Il confronto con la critica che Allen fa della religione e della forma mentis ebraica nasce spontaneo. Il protagonista, un po' nevrotico e molto timido, con tanto di occhiali, sembra proprio ricordare i personaggi interpretati dallo stesso Woody Allen. La critica è condotta, però, diversamente e la comicità si esprime in modo differente: se nei film del regista newyorchese sono presenti moltissime battute di spirito, che divertono e tengono viva l'attenzione dello spettatore, i fratelli Coen preferiscono suscitare la risata delineando situazioni grottesche e portando all'esasperazione la vicenda, inducendo il pubblico a ridere amaramente o a rimanere completamente sconcertato.
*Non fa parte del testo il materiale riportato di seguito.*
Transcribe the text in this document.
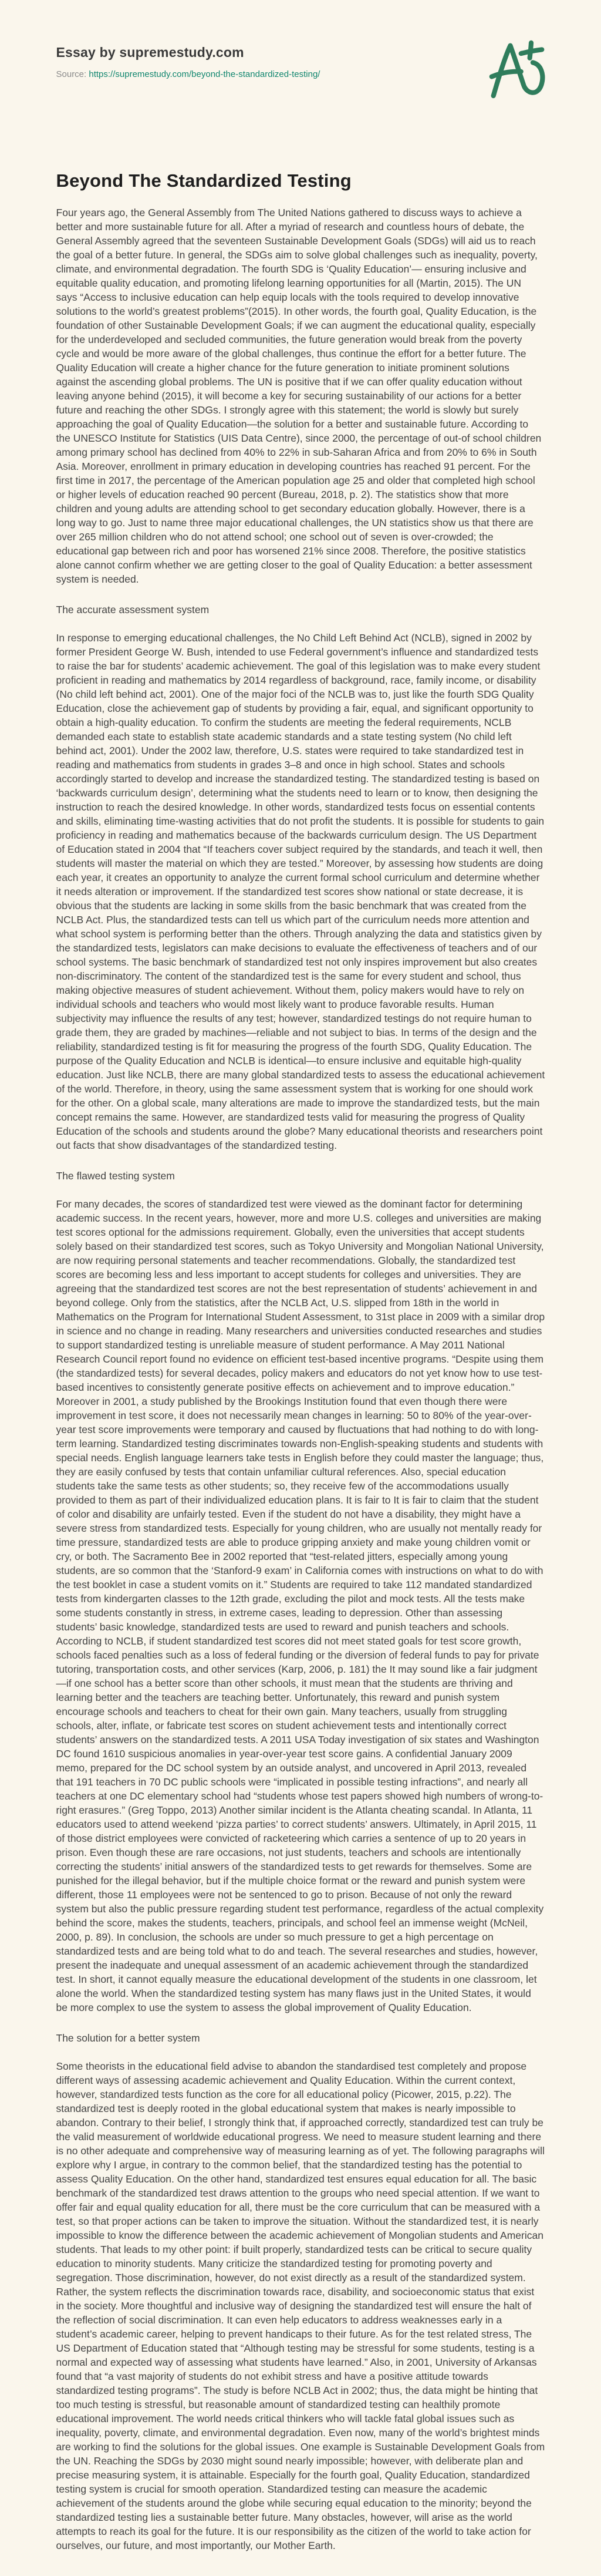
Essay by supremestudy.com

Source: https://supremestudy.com/beyond-the-standardized-testing/

Beyond The Standardized Testing

Four years ago, the General Assembly from The United Nations gathered to discuss ways to achieve a better and more sustainable future for all. After a myriad of research and countless hours of debate, the General Assembly agreed that the seventeen Sustainable Development Goals (SDGs) will aid us to reach the goal of a better future. In general, the SDGs aim to solve global challenges such as inequality, poverty, climate, and environmental degradation. The fourth SDG is ‘Quality Education’— ensuring inclusive and equitable quality education, and promoting lifelong learning opportunities for all (Martin, 2015). The UN says “Access to inclusive education can help equip locals with the tools required to develop innovative solutions to the world’s greatest problems”(2015). In other words, the fourth goal, Quality Education, is the foundation of other Sustainable Development Goals; if we can augment the educational quality, especially for the underdeveloped and secluded communities, the future generation would break from the poverty cycle and would be more aware of the global challenges, thus continue the effort for a better future. The Quality Education will create a higher chance for the future generation to initiate prominent solutions against the ascending global problems. The UN is positive that if we can offer quality education without leaving anyone behind (2015), it will become a key for securing sustainability of our actions for a better future and reaching the other SDGs. I strongly agree with this statement; the world is slowly but surely approaching the goal of Quality Education—the solution for a better and sustainable future. According to the UNESCO Institute for Statistics (UIS Data Centre), since 2000, the percentage of out-of school children among primary school has declined from 40% to 22% in sub-Saharan Africa and from 20% to 6% in South Asia. Moreover, enrollment in primary education in developing countries has reached 91 percent. For the first time in 2017, the percentage of the American population age 25 and older that completed high school or higher levels of education reached 90 percent (Bureau, 2018, p. 2). The statistics show that more children and young adults are attending school to get secondary education globally. However, there is a long way to go. Just to name three major educational challenges, the UN statistics show us that there are over 265 million children who do not attend school; one school out of seven is over-crowded; the educational gap between rich and poor has worsened 21% since 2008. Therefore, the positive statistics alone cannot confirm whether we are getting closer to the goal of Quality Education: a better assessment system is needed.

The accurate assessment system

In response to emerging educational challenges, the No Child Left Behind Act (NCLB), signed in 2002 by former President George W. Bush, intended to use Federal government’s influence and standardized tests to raise the bar for students’ academic achievement. The goal of this legislation was to make every student proficient in reading and mathematics by 2014 regardless of background, race, family income, or disability (No child left behind act, 2001). One of the major foci of the NCLB was to, just like the fourth SDG Quality Education, close the achievement gap of students by providing a fair, equal, and significant opportunity to obtain a high-quality education. To confirm the students are meeting the federal requirements, NCLB demanded each state to establish state academic standards and a state testing system (No child left behind act, 2001). Under the 2002 law, therefore, U.S. states were required to take standardized test in reading and mathematics from students in grades 3–8 and once in high school. States and schools accordingly started to develop and increase the standardized testing. The standardized testing is based on ‘backwards curriculum design’, determining what the students need to learn or to know, then designing the instruction to reach the desired knowledge. In other words, standardized tests focus on essential contents and skills, eliminating time-wasting activities that do not profit the students. It is possible for students to gain proficiency in reading and mathematics because of the backwards curriculum design. The US Department of Education stated in 2004 that “If teachers cover subject required by the standards, and teach it well, then students will master the material on which they are tested.” Moreover, by assessing how students are doing each year, it creates an opportunity to analyze the current formal school curriculum and determine whether it needs alteration or improvement. If the standardized test scores show national or state decrease, it is obvious that the students are lacking in some skills from the basic benchmark that was created from the NCLB Act. Plus, the standardized tests can tell us which part of the curriculum needs more attention and what school system is performing better than the others. Through analyzing the data and statistics given by the standardized tests, legislators can make decisions to evaluate the effectiveness of teachers and of our school systems. The basic benchmark of standardized test not only inspires improvement but also creates non-discriminatory. The content of the standardized test is the same for every student and school, thus making objective measures of student achievement. Without them, policy makers would have to rely on individual schools and teachers who would most likely want to produce favorable results. Human subjectivity may influence the results of any test; however, standardized testings do not require human to grade them, they are graded by machines—reliable and not subject to bias. In terms of the design and the reliability, standardized testing is fit for measuring the progress of the fourth SDG, Quality Education. The purpose of the Quality Education and NCLB is identical—to ensure inclusive and equitable high-quality education. Just like NCLB, there are many global standardized tests to assess the educational achievement of the world. Therefore, in theory, using the same assessment system that is working for one should work for the other. On a global scale, many alterations are made to improve the standardized tests, but the main concept remains the same. However, are standardized tests valid for measuring the progress of Quality Education of the schools and students around the globe? Many educational theorists and researchers point out facts that show disadvantages of the standardized testing.

The flawed testing system

For many decades, the scores of standardized test were viewed as the dominant factor for determining academic success. In the recent years, however, more and more U.S. colleges and universities are making test scores optional for the admissions requirement. Globally, even the universities that accept students solely based on their standardized test scores, such as Tokyo University and Mongolian National University, are now requiring personal statements and teacher recommendations. Globally, the standardized test scores are becoming less and less important to accept students for colleges and universities. They are agreeing that the standardized test scores are not the best representation of students’ achievement in and beyond college. Only from the statistics, after the NCLB Act, U.S. slipped from 18th in the world in Mathematics on the Program for International Student Assessment, to 31st place in 2009 with a similar drop in science and no change in reading. Many researchers and universities conducted researches and studies to support standardized testing is unreliable measure of student performance. A May 2011 National Research Council report found no evidence on efficient test-based incentive programs. “Despite using them (the standardized tests) for several decades, policy makers and educators do not yet know how to use test-based incentives to consistently generate positive effects on achievement and to improve education.” Moreover in 2001, a study published by the Brookings Institution found that even though there were improvement in test score, it does not necessarily mean changes in learning: 50 to 80% of the year-over-year test score improvements were temporary and caused by fluctuations that had nothing to do with long-term learning. Standardized testing discriminates towards non-English-speaking students and students with special needs. English language learners take tests in English before they could master the language; thus, they are easily confused by tests that contain unfamiliar cultural references. Also, special education students take the same tests as other students; so, they receive few of the accommodations usually provided to them as part of their individualized education plans. It is fair to It is fair to claim that the student of color and disability are unfairly tested. Even if the student do not have a disability, they might have a severe stress from standardized tests. Especially for young children, who are usually not mentally ready for time pressure, standardized tests are able to produce gripping anxiety and make young children vomit or cry, or both. The Sacramento Bee in 2002 reported that “test-related jitters, especially among young students, are so common that the ‘Stanford-9 exam’ in California comes with instructions on what to do with the test booklet in case a student vomits on it.” Students are required to take 112 mandated standardized tests from kindergarten classes to the 12th grade, excluding the pilot and mock tests. All the tests make some students constantly in stress, in extreme cases, leading to depression. Other than assessing students’ basic knowledge, standardized tests are used to reward and punish teachers and schools. According to NCLB, if student standardized test scores did not meet stated goals for test score growth, schools faced penalties such as a loss of federal funding or the diversion of federal funds to pay for private tutoring, transportation costs, and other services (Karp, 2006, p. 181) the It may sound like a fair judgment—if one school has a better score than other schools, it must mean that the students are thriving and learning better and the teachers are teaching better. Unfortunately, this reward and punish system encourage schools and teachers to cheat for their own gain. Many teachers, usually from struggling schools, alter, inflate, or fabricate test scores on student achievement tests and intentionally correct students’ answers on the standardized tests. A 2011 USA Today investigation of six states and Washington DC found 1610 suspicious anomalies in year-over-year test score gains. A confidential January 2009 memo, prepared for the DC school system by an outside analyst, and uncovered in April 2013, revealed that 191 teachers in 70 DC public schools were “implicated in possible testing infractions”, and nearly all teachers at one DC elementary school had “students whose test papers showed high numbers of wrong-to-right erasures.” (Greg Toppo, 2013) Another similar incident is the Atlanta cheating scandal. In Atlanta, 11 educators used to attend weekend ‘pizza parties’ to correct students’ answers. Ultimately, in April 2015, 11 of those district employees were convicted of racketeering which carries a sentence of up to 20 years in prison. Even though these are rare occasions, not just students, teachers and schools are intentionally correcting the students’ initial answers of the standardized tests to get rewards for themselves. Some are punished for the illegal behavior, but if the multiple choice format or the reward and punish system were different, those 11 employees were not be sentenced to go to prison. Because of not only the reward system but also the public pressure regarding student test performance, regardless of the actual complexity behind the score, makes the students, teachers, principals, and school feel an immense weight (McNeil, 2000, p. 89). In conclusion, the schools are under so much pressure to get a high percentage on standardized tests and are being told what to do and teach. The several researches and studies, however, present the inadequate and unequal assessment of an academic achievement through the standardized test. In short, it cannot equally measure the educational development of the students in one classroom, let alone the world. When the standardized testing system has many flaws just in the United States, it would be more complex to use the system to assess the global improvement of Quality Education.

The solution for a better system

Some theorists in the educational field advise to abandon the standardised test completely and propose different ways of assessing academic achievement and Quality Education. Within the current context, however, standardized tests function as the core for all educational policy (Picower, 2015, p.22). The standardized test is deeply rooted in the global educational system that makes is nearly impossible to abandon. Contrary to their belief, I strongly think that, if approached correctly, standardized test can truly be the valid measurement of worldwide educational progress. We need to measure student learning and there is no other adequate and comprehensive way of measuring learning as of yet. The following paragraphs will explore why I argue, in contrary to the common belief, that the standardized testing has the potential to assess Quality Education. On the other hand, standardized test ensures equal education for all. The basic benchmark of the standardized test draws attention to the groups who need special attention. If we want to offer fair and equal quality education for all, there must be the core curriculum that can be measured with a test, so that proper actions can be taken to improve the situation. Without the standardized test, it is nearly impossible to know the difference between the academic achievement of Mongolian students and American students. That leads to my other point: if built properly, standardized tests can be critical to secure quality education to minority students. Many criticize the standardized testing for promoting poverty and segregation. Those discrimination, however, do not exist directly as a result of the standardized system. Rather, the system reflects the discrimination towards race, disability, and socioeconomic status that exist in the society. More thoughtful and inclusive way of designing the standardized test will ensure the halt of the reflection of social discrimination. It can even help educators to address weaknesses early in a student’s academic career, helping to prevent handicaps to their future. As for the test related stress, The US Department of Education stated that “Although testing may be stressful for some students, testing is a normal and expected way of assessing what students have learned.” Also, in 2001, University of Arkansas found that “a vast majority of students do not exhibit stress and have a positive attitude towards standardized testing programs”. The study is before NCLB Act in 2002; thus, the data might be hinting that too much testing is stressful, but reasonable amount of standardized testing can healthily promote educational improvement. The world needs critical thinkers who will tackle fatal global issues such as inequality, poverty, climate, and environmental degradation. Even now, many of the world’s brightest minds are working to find the solutions for the global issues. One example is Sustainable Development Goals from the UN. Reaching the SDGs by 2030 might sound nearly impossible; however, with deliberate plan and precise measuring system, it is attainable. Especially for the fourth goal, Quality Education, standardized testing system is crucial for smooth operation. Standardized testing can measure the academic achievement of the students around the globe while securing equal education to the minority; beyond the standardized testing lies a sustainable better future. Many obstacles, however, will arise as the world attempts to reach its goal for the future. It is our responsibility as the citizen of the world to take action for ourselves, our future, and most importantly, our Mother Earth.
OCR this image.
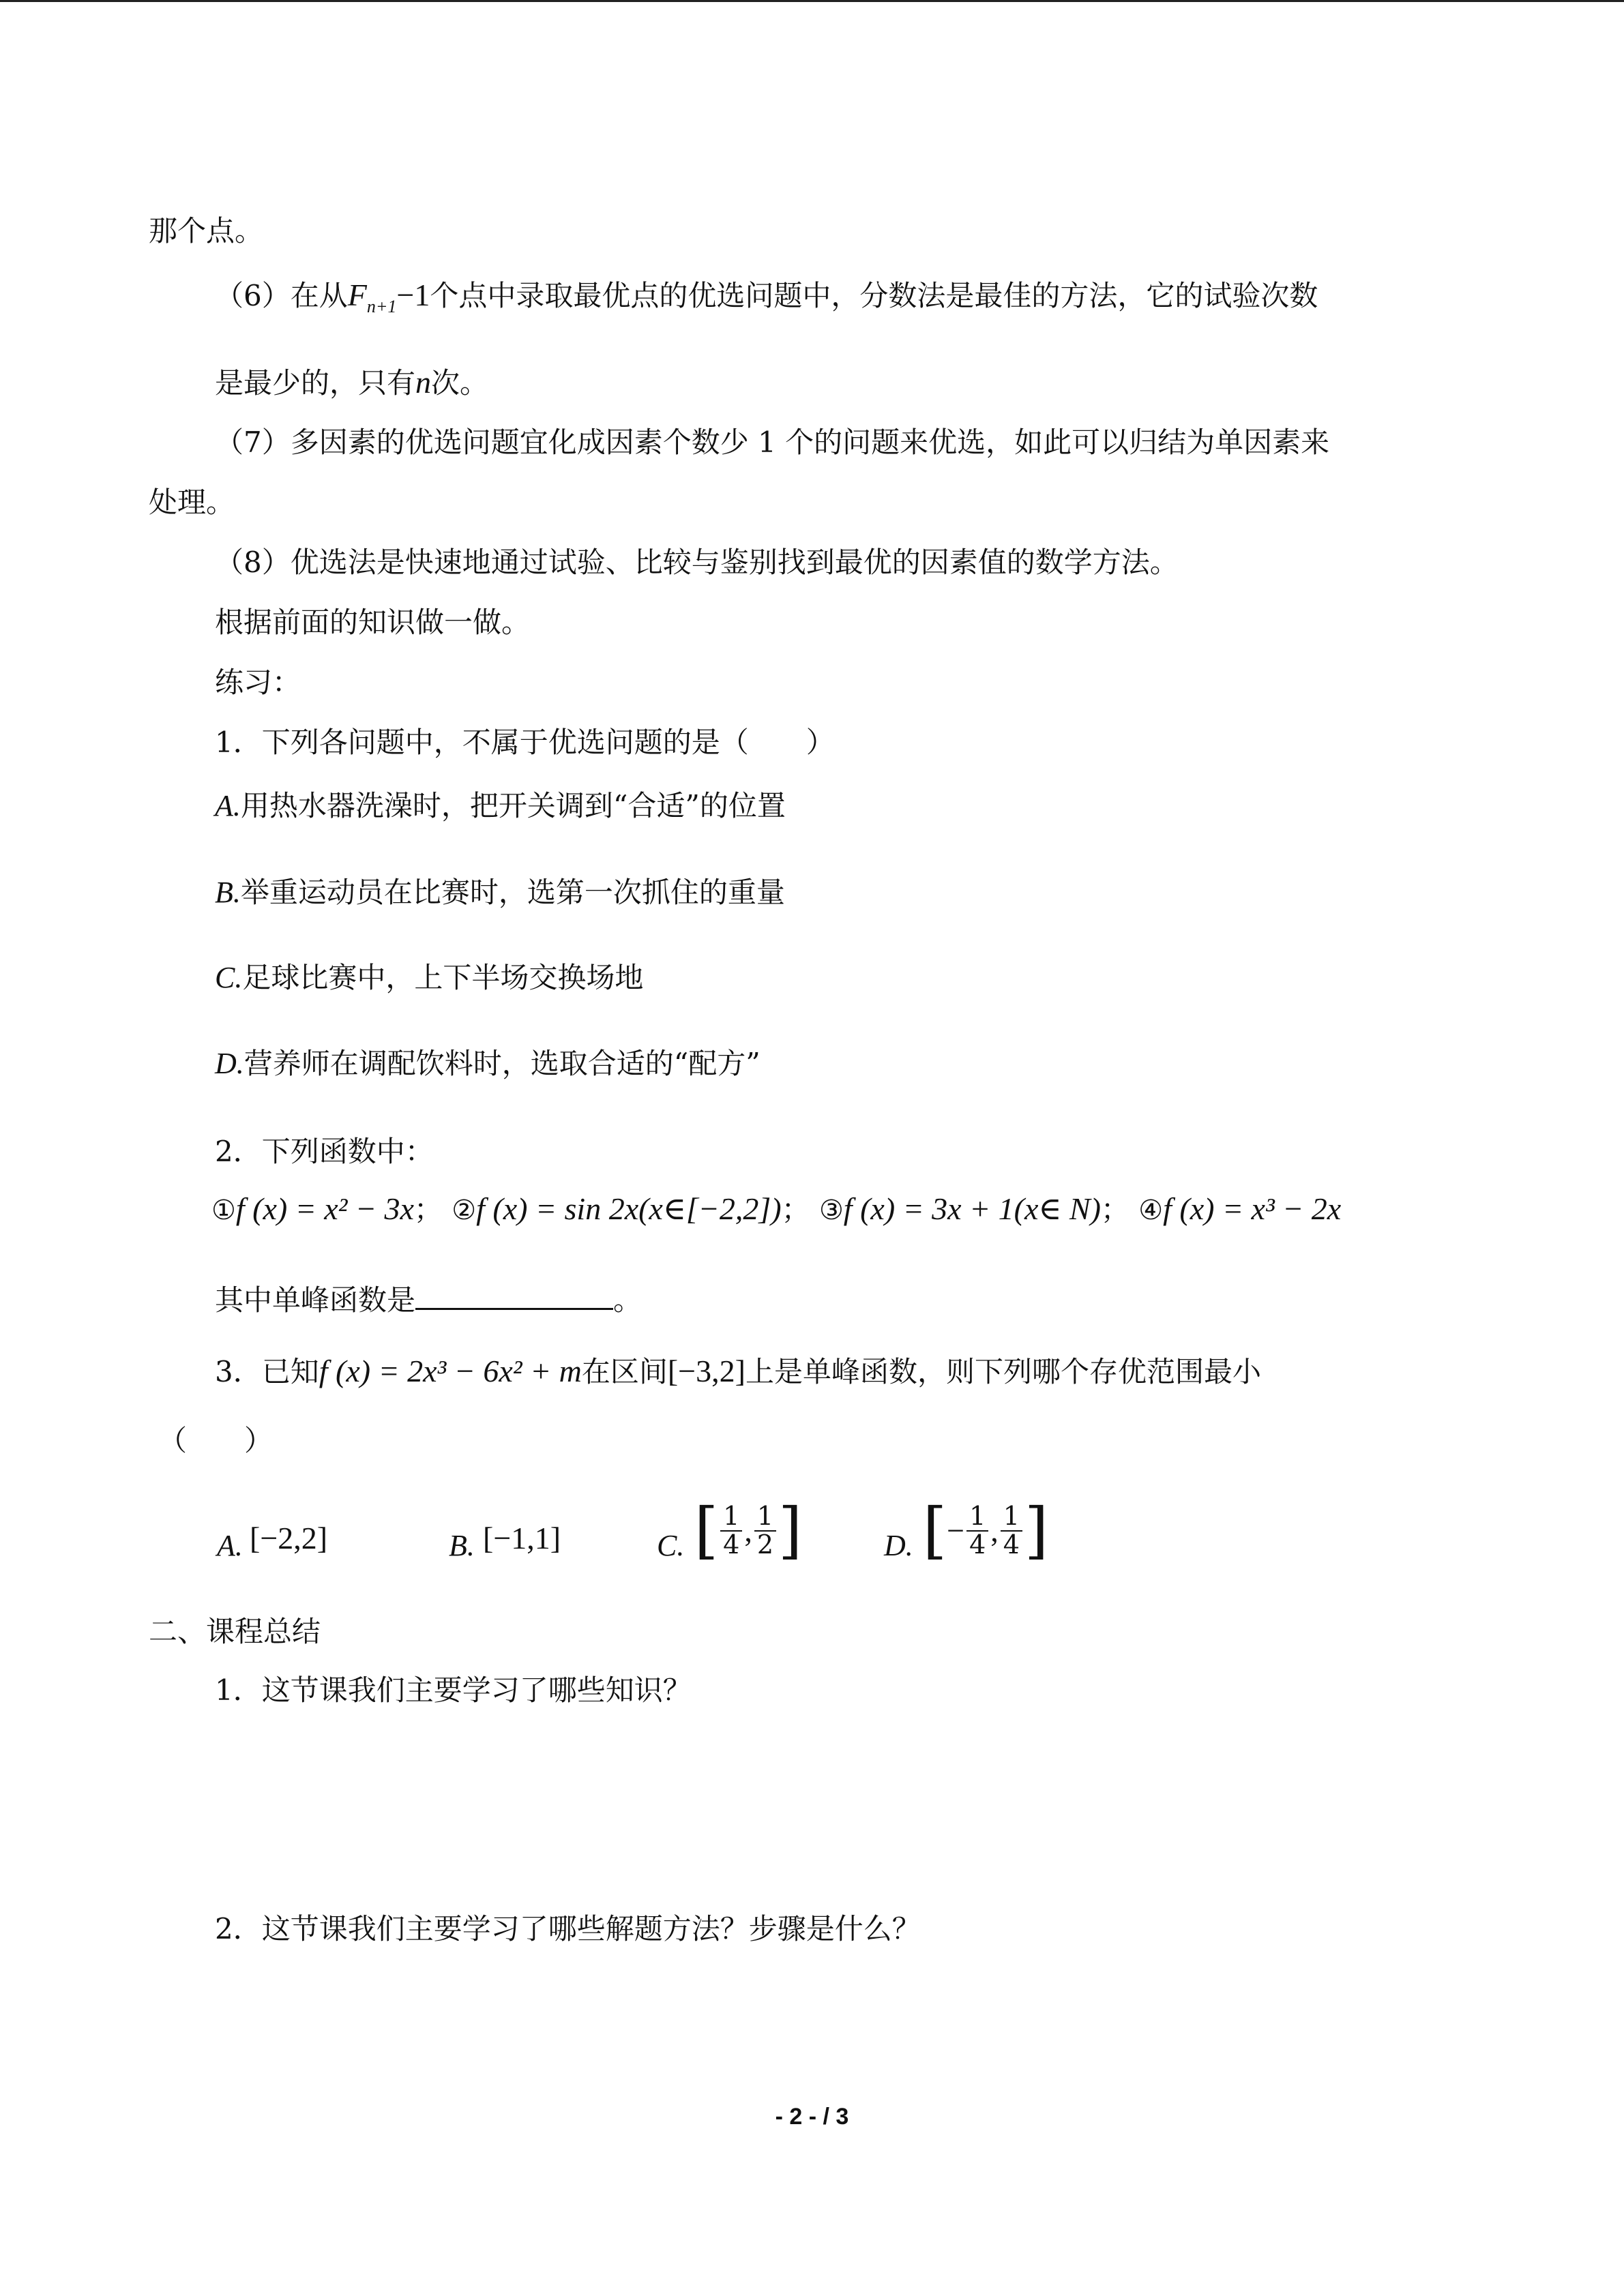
那个点。
（6）在从$F_{n+1}-1$个点中录取最优点的优选问题中，分数法是最佳的方法，它的试验次数
是最少的，只有n次。
（7）多因素的优选问题宜化成因素个数少 1 个的问题来优选，如此可以归结为单因素来
处理。
（8）优选法是快速地通过试验、比较与鉴别找到最优的因素值的数学方法。
根据前面的知识做一做。
练习：
1．下列各问题中，不属于优选问题的是（　　）
A.用热水器洗澡时，把开关调到“合适”的位置
B.举重运动员在比赛时，选第一次抓住的重量
C.足球比赛中，上下半场交换场地
D.营养师在调配饮料时，选取合适的“配方”
2．下列函数中：
①f (x) = x² − 3x； ②f (x) = sin 2x(x∈[−2,2])； ③f (x) = 3x + 1(x∈ N)； ④f (x) = x³ − 2x
其中单峰函数是	。
3．已知f (x) = 2x³ − 6x² + m在区间[−3,2]上是单峰函数，则下列哪个存优范围最小
（　　）
A. [−2,2]	B. [−1,1]	C. [ $\frac{1}{4}$ , $\frac{1}{2}$ ]	D. [ − $\frac{1}{4}$ , $\frac{1}{4}$ ]
二、课程总结
1．这节课我们主要学习了哪些知识？
2．这节课我们主要学习了哪些解题方法？步骤是什么？
- 2 - / 3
Ne risulta così un film molto meno divertente ma ugualmente profondo. Sicuramente i due registi riescono a rendere meglio l'elemento del realismo: anche se i fatti sono volutamente portati all'esasperazione, le singole situazioni attingono con certezza alla realtà. Gli stessi volti degli attori protagonisti, non belli come i soliti divi del cinema, riescono a dare l'idea di una famiglia non idealizzata, ma comune.
Il film ha molti punti di forza: la bravura del cast, la profondità del tema trattato, l'adeguatezza della colonna sonora (molto efficaci sia i titoli di testa che quelli di coda, piacevolmente accompagnati dalle note di Somebody to Love dei Jefferson Airplane), la riuscitissima e tagliente analisi dei costumi e del messaggio della religione ebraica. Purtroppo l'unica pecca si fa sentire molto: la vicenda procede lentamente, a forza di lunghissimi primi piani e dialoghi, divenendo un po' noiosa in alcuni punti e difficile da seguire con attenzione viva. Non si può dire che sia un film avvincente; il valore dell'ultima opera dei fratelli Coen non sta tanto nell'avvicendarsi fluente e piacevole della narrazione, quanto nella riflessione che esso stimola dopo la visione.